NASA has just revamped the storage environment at the NASA Advanced Supercomputing (NAS) facility at Ames Research Center in Mountain View, Calif. This revamp consists of a new 450 TB storage network working in tandem with the massive Columbia supercomputer, which runs on Intel Itanium 2 and Linux.
“All of the storage is within one big SAN fabric,” said Bob Ciotti, Terascale Systems Lead at NASA. “We now have 200 TB of data on Fibre Channel and 250 TB on SATA.”
The various system elements include:
- 2 Silkworm switches from Brocade Communications, each with 128 ports
- Disk drives from Engenio Information Technologies
- Memory technology from Dataram Corporation and Micron Technology.
- An InfiniBank 288-port switch from Voltaire
- The 10,240-processor Columbia supercomputer built from 20 Silicon Graphics Inc. (SGI) Altix systems, each powered by 512 Intel Itanium 2 processors. Columbia
- A 450 TB SGI InfiniteStorage SAN
- A further 800 terabytes of existing data managed by Data Migration Facility, SGI’s InfiniteStorage data lifecycle management solution. This consists of a storage server and a tape farm composed of StorageTek tape silos
- CXFS shared file system from SGI as the software layer that sits on top of the two operating systems running – IRIX (a UNIX variant) and Linux.

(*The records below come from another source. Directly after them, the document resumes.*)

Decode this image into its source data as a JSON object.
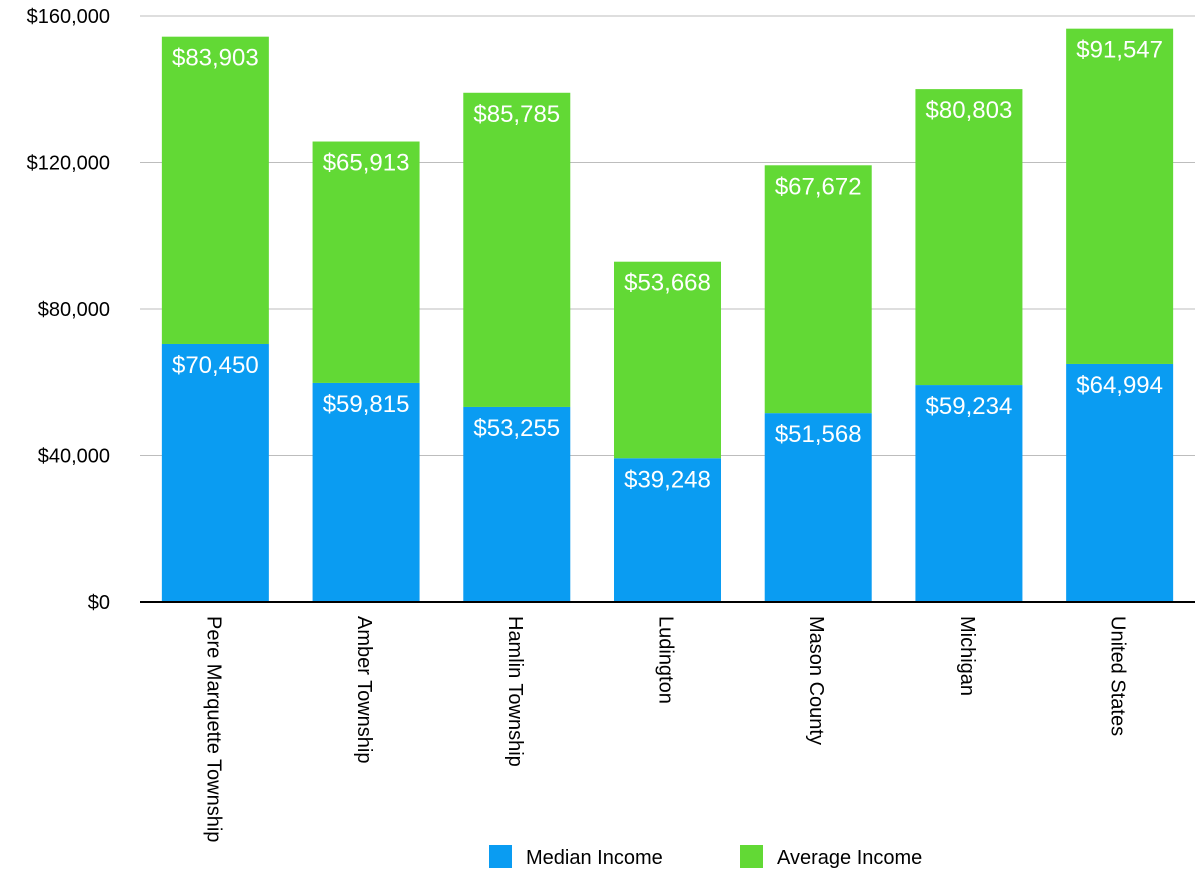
{
  "chart_data": {
    "type": "bar",
    "stacked": true,
    "title": "",
    "xlabel": "",
    "ylabel": "",
    "ylim": [
      0,
      160000
    ],
    "yticks": [
      0,
      40000,
      80000,
      120000,
      160000
    ],
    "ytick_labels": [
      "$0",
      "$40,000",
      "$80,000",
      "$120,000",
      "$160,000"
    ],
    "grid": true,
    "legend_position": "bottom",
    "categories": [
      "Pere Marquette Township",
      "Amber Township",
      "Hamlin Township",
      "Ludington",
      "Mason County",
      "Michigan",
      "United States"
    ],
    "series": [
      {
        "name": "Median Income",
        "color": "#0a9cf2",
        "values": [
          70450,
          59815,
          53255,
          39248,
          51568,
          59234,
          64994
        ],
        "labels": [
          "$70,450",
          "$59,815",
          "$53,255",
          "$39,248",
          "$51,568",
          "$59,234",
          "$64,994"
        ]
      },
      {
        "name": "Average Income",
        "color": "#62d935",
        "values": [
          83903,
          65913,
          85785,
          53668,
          67672,
          80803,
          91547
        ],
        "labels": [
          "$83,903",
          "$65,913",
          "$85,785",
          "$53,668",
          "$67,672",
          "$80,803",
          "$91,547"
        ]
      }
    ]
  }
}
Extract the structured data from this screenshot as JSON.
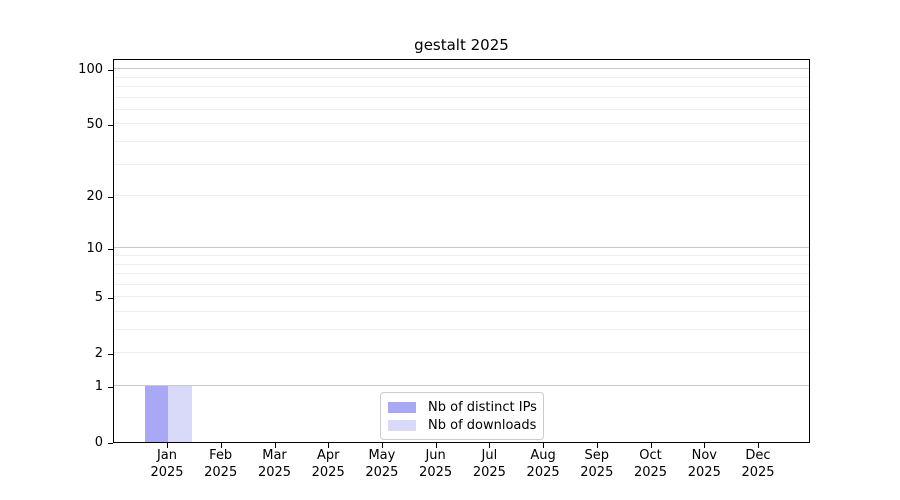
{
  "chart_data": {
    "type": "bar",
    "title": "gestalt 2025",
    "categories": [
      "Jan",
      "Feb",
      "Mar",
      "Apr",
      "May",
      "Jun",
      "Jul",
      "Aug",
      "Sep",
      "Oct",
      "Nov",
      "Dec"
    ],
    "category_year": "2025",
    "series": [
      {
        "name": "Nb of distinct IPs",
        "color": "#a8a8f4",
        "values": [
          1,
          0,
          0,
          0,
          0,
          0,
          0,
          0,
          0,
          0,
          0,
          0
        ]
      },
      {
        "name": "Nb of downloads",
        "color": "#d9d9fa",
        "values": [
          1,
          0,
          0,
          0,
          0,
          0,
          0,
          0,
          0,
          0,
          0,
          0
        ]
      }
    ],
    "y_axis": {
      "scale": "log1p",
      "labeled_ticks": [
        0,
        1,
        2,
        5,
        10,
        20,
        50,
        100
      ],
      "major_gridlines": [
        1,
        10,
        100
      ],
      "minor_gridlines": [
        2,
        3,
        4,
        5,
        6,
        7,
        8,
        9,
        20,
        30,
        40,
        50,
        60,
        70,
        80,
        90
      ],
      "ylim": [
        0,
        115
      ]
    },
    "legend": {
      "position": "lower center",
      "entries": [
        "Nb of distinct IPs",
        "Nb of downloads"
      ]
    },
    "grid": true,
    "xlabel": "",
    "ylabel": ""
  },
  "colors": {
    "major_grid": "#c9c9c9",
    "minor_grid": "#ededed",
    "axis": "#000000",
    "legend_border": "#cccccc"
  }
}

“The shared file system handles the access of meta data through a proxy system so it is possible to read and write to FC storage directly,” said Ciotti.
Why Itanium 2 and Linux?
Why base the platform on Intel Itanium 2 processors and Linux rather than traditional RISC chips and UNIX? According to Ciotti, Itanium 2 has now reached the point where it can compete well with RISC.
“We get high bandwidth off out Itanium 2 chips,” he said. “It also has a large cache that suits our applications.”
Itanium 2 is based on the EPIC (explicitly parallel instruction computing) architecture. These chips come with Level 1 cache of 32KB, 256KB L2 cache, up to 9 MB L3 cache and clock speeds between 1.3 and 1.6 GHz. They are based upon the Intel E8870 chipset, system buses are either 400 or 533 MHz, and I/O bandwidth is 6.4 GB/sec.
Continued on Page 2.
The operating system for Columbia is Red Hat Linux 2.4. Previously, NASA has been used IRIX for supercomputing on SGI Origin servers. It moved to Red Hat when SGI brought out its more powerful Altix server line that runs on Linux. SGI are now shifting to SUSE Linux and NASA will follow suit.
“Linux doesn’t yet have all the features of IRIX quite yet but it is getting there rapidly,” said Ciotti. “Linux is maturing more rapidly than IRIX.”
A total of 20 SGI Altix servers make up Columbia. NASA’s supercomputer includes eight of the latest Altix models. This is known as the Altix 3700 Bx2. This version doubles the processor density and available bandwidth. As well as Linux and Itanium 2, it has 9 MB cache, 64 processors per rack, and scales to 256 processors in a single system image (SSI).
“Such a large SSI creates really good environment for code development,” said Walt Brooks, division chief, advanced supercomputing division, NASA. It offers low latency and is user friendly.”
SGI NUMAlink 4 interconnect technology has been introduced to Altix produces 6.4GB/sec. Altix also uses a shared memory architecture called NUMAflex that overcomes bottlenecks. All nodes operate on one large shared memory space that eliminates data passing between nodes. Big data sets can fit entirely in memory and less memory per node is required.
Another feature of the storage environment is enhanced system cooling. The eight Altix 3700 Bx2’s have double the density of previous models posing worries about overheating.
“As we were stretching the limits of cooling, the server doors are specially designed to have cool air fed through them,” said Brooks. “Chilled water is brought in and coupled into radiator loops within the door to keep them cool.”
Columbia recently smoked the competition in recent LinPack benchmark tests. It achieved 42.7 trillion calculations per second, making it the fastest in the world at the time.
“The science that already has been produced has been extraordinary,” said Brooks. “Instead of scientists queuing up for supercomputing resources, we now have the enough capacity for everybody.”
He gives an example of simulations showing a decade’s worth of changes in ocean temperatures and sea levels that used to take a year to model. But using the modernized storage environment, scientists can now simulate this in a day or two.